It’ll be an hour or more of singing and howling as almost two dozen teens take the stage in canine costumes. With floppy ears and black and white spots, Mariposa County High School students portray loveable dogs determined to outsmart Cruella De Vil in “101 Dalmatians.”
Andrew Chenoweth stars as De Vil. The MCHS senior is ready for the challenge and the fun of playing the woman everyone loves to hate.
Eight teens will enchant the audience as Pongo, Perdita and their six puppies: Daniel Gilger, Alondra Crutchfield, Claire Gorham, Andrea Morgante, Samantha Norman, Sarah Lafata, Serra Webber and Sarah Hull.
And several others fill the roles of canine narrators, the ensemble, assorted minor characters, or serve as technical/backstage crew: Cameron Dutrey, Alex Johnson, Adam Link, Sawyer Perrien, Lily Fluharty, Robert Bowlin, Michael Johnson and Joanna Gibbons.
Brandon Holcombe and Gage Bazinet are cast as Horace and Jasper, with close-to-convincing British accents. (I’m always tempted to feel sorry for these two bumbling bad guys.)
Tim Chalk and Ellie Phillips play Roger and Anita. And the housekeeper/nanny is played by Maria Loya.
The play, of course, is based on the classic animated film featuring Disney’s most outrageous villain, and, not to forget, the most adorable heroes ever.
Cast members have a great time singing “Dog SOS,” while imitating Scotty dogs, Chihuahuas and poodles.
Hints of London show up in a red cardboard phone booth prop and an outline of the London skyline on the screen behind the “outdoor” staging.
Bryan Starchman directs this production.
It’s far from Broadway, but high school stages are a great place for personal and academic development. In addition to higher test scores, students involved in the arts learn self-confidence and the value of teamwork. Educators see improvements in verbal skills, reading comprehension and classroom participation (from the website of the American Alliance of Theatre and Education).
Students discover they can actually memorize something while pretending to be someone else. And theater has a way of making school more fun.
With the help of Starchman and his assistants, these students are pulling it off. Jill Rowney, of Mariposa Symphony Orchestra fame, directs the musical segments. And dance instructor Carol Hart works with cast members on choreography.
Hart is also chairwoman of the high school’s Academic Booster Club.

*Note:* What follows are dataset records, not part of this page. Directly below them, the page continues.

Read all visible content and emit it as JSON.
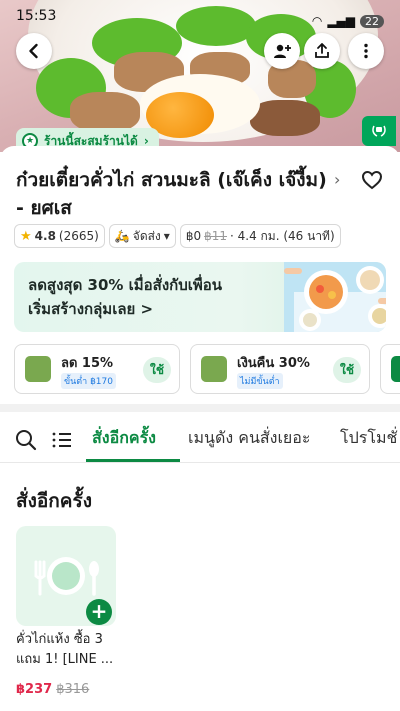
{
  "status_bar": {
    "time": "15:53",
    "battery": "22"
  },
  "hero": {
    "collect_label": "ร้านนี้สะสมร้านได้",
    "collect_chevron": "›"
  },
  "restaurant": {
    "name": "ก๋วยเตี๋ยวคั่วไก่ สวนมะลิ (เจ๊เค็ง เจ๊งี้ม) - ยศเส",
    "rating": "4.8",
    "review_count": "(2665)",
    "delivery_mode": "จัดส่ง",
    "delivery_fee": "฿0",
    "delivery_fee_original": "฿11",
    "distance_time": "· 4.4 กม. (46 นาที)"
  },
  "promo_banner": {
    "line1": "ลดสูงสุด 30% เมื่อสั่งกับเพื่อน",
    "line2": "เริ่มสร้างกลุ่มเลย >"
  },
  "coupons": [
    {
      "title": "ลด 15%",
      "sub": "ขั้นต่ำ ฿170",
      "action": "ใช้"
    },
    {
      "title": "เงินคืน 30%",
      "sub": "ไม่มีขั้นต่ำ",
      "action": "ใช้"
    }
  ],
  "tabs": {
    "active": "สั่งอีกครั้ง",
    "t2": "เมนูดัง คนสั่งเยอะ",
    "t3": "โปรโมชั่"
  },
  "section": {
    "title": "สั่งอีกครั้ง"
  },
  "items": [
    {
      "name": "คั่วไก่แห้ง ซื้อ 3 แถม 1! [LINE ...",
      "price": "฿237",
      "price_original": "฿316",
      "add_label": "+"
    }
  ],
  "colors": {
    "brand_green": "#0c8a43",
    "price_red": "#e0284b"
  }
}
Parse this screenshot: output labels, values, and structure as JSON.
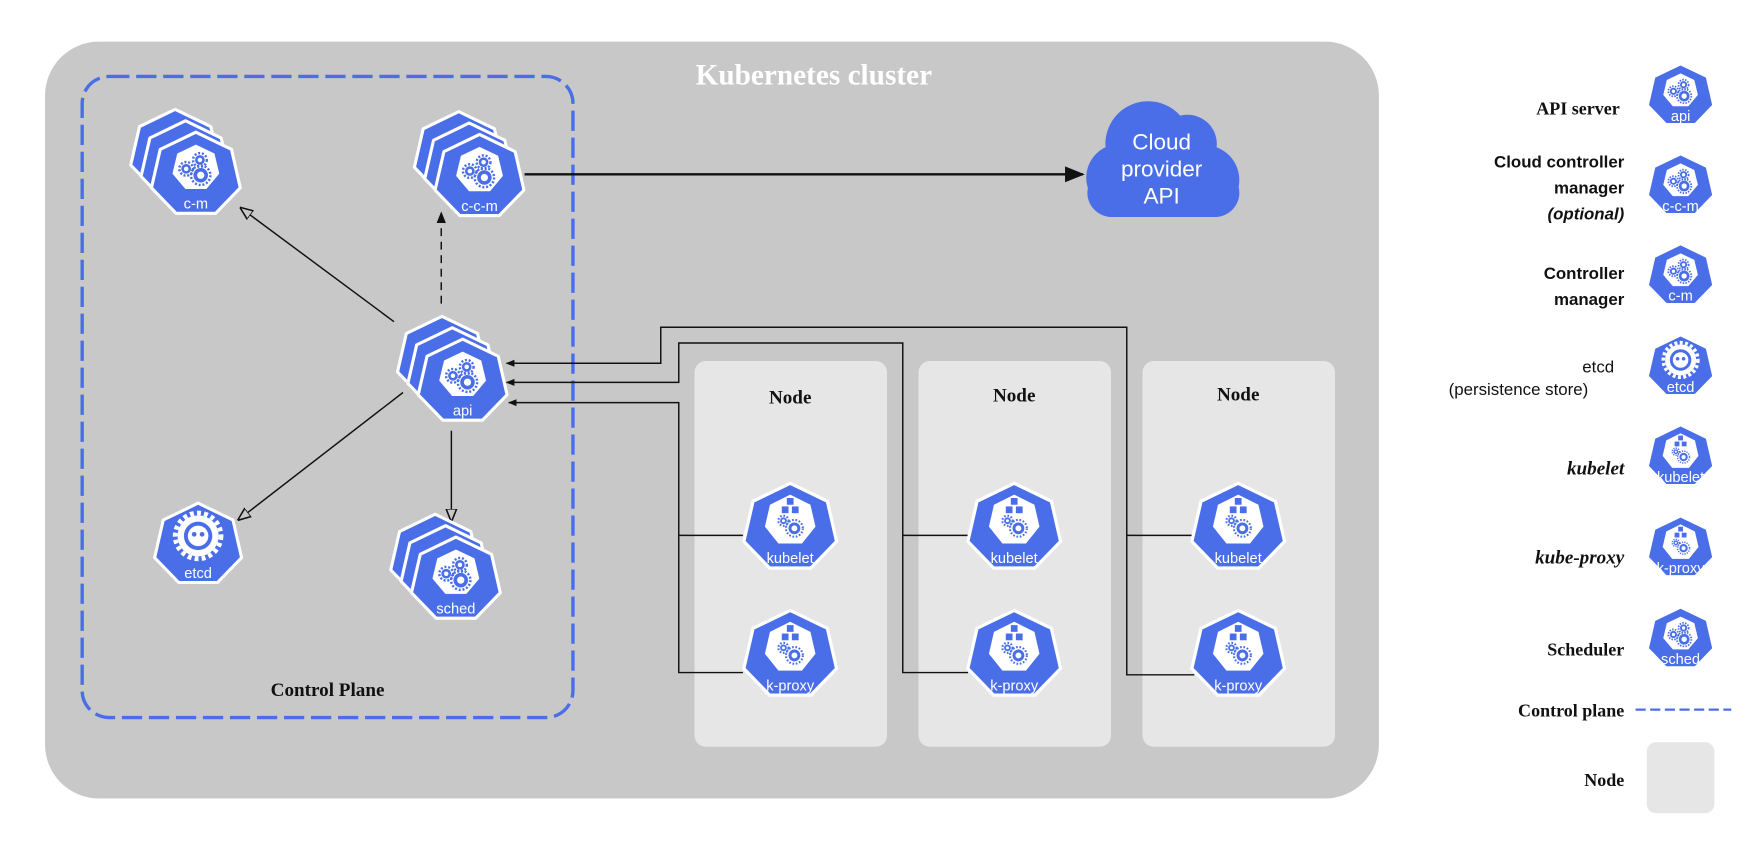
{
  "colors": {
    "icon_blue": "#4a6ee8",
    "cluster_bg": "#c8c8c8",
    "node_bg": "#e6e6e6",
    "control_plane_border": "#4a6ee8",
    "edge": "#111111",
    "white": "#ffffff"
  },
  "cluster": {
    "title": "Kubernetes cluster"
  },
  "control_plane": {
    "label": "Control Plane",
    "components": {
      "controller_manager": {
        "label": "c-m",
        "icon": "gears-icon",
        "stacked": true
      },
      "cloud_controller_manager": {
        "label": "c-c-m",
        "icon": "gears-icon",
        "stacked": true
      },
      "api_server": {
        "label": "api",
        "icon": "gears-icon",
        "stacked": true
      },
      "etcd": {
        "label": "etcd",
        "icon": "etcd-icon",
        "stacked": false
      },
      "scheduler": {
        "label": "sched",
        "icon": "gears-icon",
        "stacked": true
      }
    }
  },
  "cloud": {
    "lines": [
      "Cloud",
      "provider",
      "API"
    ]
  },
  "nodes": [
    {
      "title": "Node",
      "kubelet": "kubelet",
      "kube_proxy": "k-proxy"
    },
    {
      "title": "Node",
      "kubelet": "kubelet",
      "kube_proxy": "k-proxy"
    },
    {
      "title": "Node",
      "kubelet": "kubelet",
      "kube_proxy": "k-proxy"
    }
  ],
  "connections": [
    {
      "from": "api",
      "to": "c-m",
      "style": "solid",
      "arrow": "open"
    },
    {
      "from": "api",
      "to": "c-c-m",
      "style": "dashed",
      "arrow": "filled"
    },
    {
      "from": "api",
      "to": "etcd",
      "style": "solid",
      "arrow": "open"
    },
    {
      "from": "api",
      "to": "sched",
      "style": "solid",
      "arrow": "open"
    },
    {
      "from": "c-c-m",
      "to": "cloud-provider-api",
      "style": "solid",
      "arrow": "filled"
    },
    {
      "from": "node-1",
      "to": "api",
      "style": "solid",
      "arrow": "filled"
    },
    {
      "from": "node-2",
      "to": "api",
      "style": "solid",
      "arrow": "filled"
    },
    {
      "from": "node-3",
      "to": "api",
      "style": "solid",
      "arrow": "filled"
    }
  ],
  "legend": {
    "items": [
      {
        "key": "api_server",
        "lines": [
          "API server"
        ],
        "icon_label": "api",
        "icon": "gears-icon"
      },
      {
        "key": "cloud_controller_manager",
        "lines": [
          "Cloud controller",
          "manager",
          "(optional)"
        ],
        "icon_label": "c-c-m",
        "icon": "gears-icon"
      },
      {
        "key": "controller_manager",
        "lines": [
          "Controller",
          "manager"
        ],
        "icon_label": "c-m",
        "icon": "gears-icon"
      },
      {
        "key": "etcd",
        "lines": [
          "etcd",
          "(persistence store)"
        ],
        "icon_label": "etcd",
        "icon": "etcd-icon"
      },
      {
        "key": "kubelet",
        "lines": [
          "kubelet"
        ],
        "icon_label": "kubelet",
        "icon": "cubes-gears-icon"
      },
      {
        "key": "kube_proxy",
        "lines": [
          "kube-proxy"
        ],
        "icon_label": "k-proxy",
        "icon": "cubes-gears-icon"
      },
      {
        "key": "scheduler",
        "lines": [
          "Scheduler"
        ],
        "icon_label": "sched",
        "icon": "gears-icon"
      }
    ],
    "control_plane_label": "Control plane",
    "node_label": "Node"
  }
}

The nonprofit organization was started a few years ago to raise additional funds for educational materials. Besides new textbooks, projects have included replacing stage lights and ceiling tiles, and providing a stage floor mat for the auditorium. The club also donated to help in the purchase of a new marquee. More information about the organization can be found on Facebook or by emailing firstname.lastname@example.org.
The performances of “101 Dalmatians” are scheduled for March 6 and 7 at 7 p.m. and March 8 at 2 p.m. Doors open one hour before each show in the Fiester Auditorium at MCHS, 5074 Old Highway North at the east end of Eighth Street.
Prices are $10 for general admission and $8 for ages 12 and younger, high school students with ASB cards and senior citizens. Tickets are available at Pony Expresso, at the box office one hour before the show, or online at www.bryanstarchman.com.
Admission price includes a souvenir Dalmatian mask, which will be used by audience members to become part of the cast later in the show.
Proceeds benefit future productions and help restoration projects of the auditorium.
Come early and enjoy classic cartoons courtesy of the Grizzly Cinema.
In the meantime, don’t forget: “The world was such a wholesome place until, Cruella, Cruella De Vil.”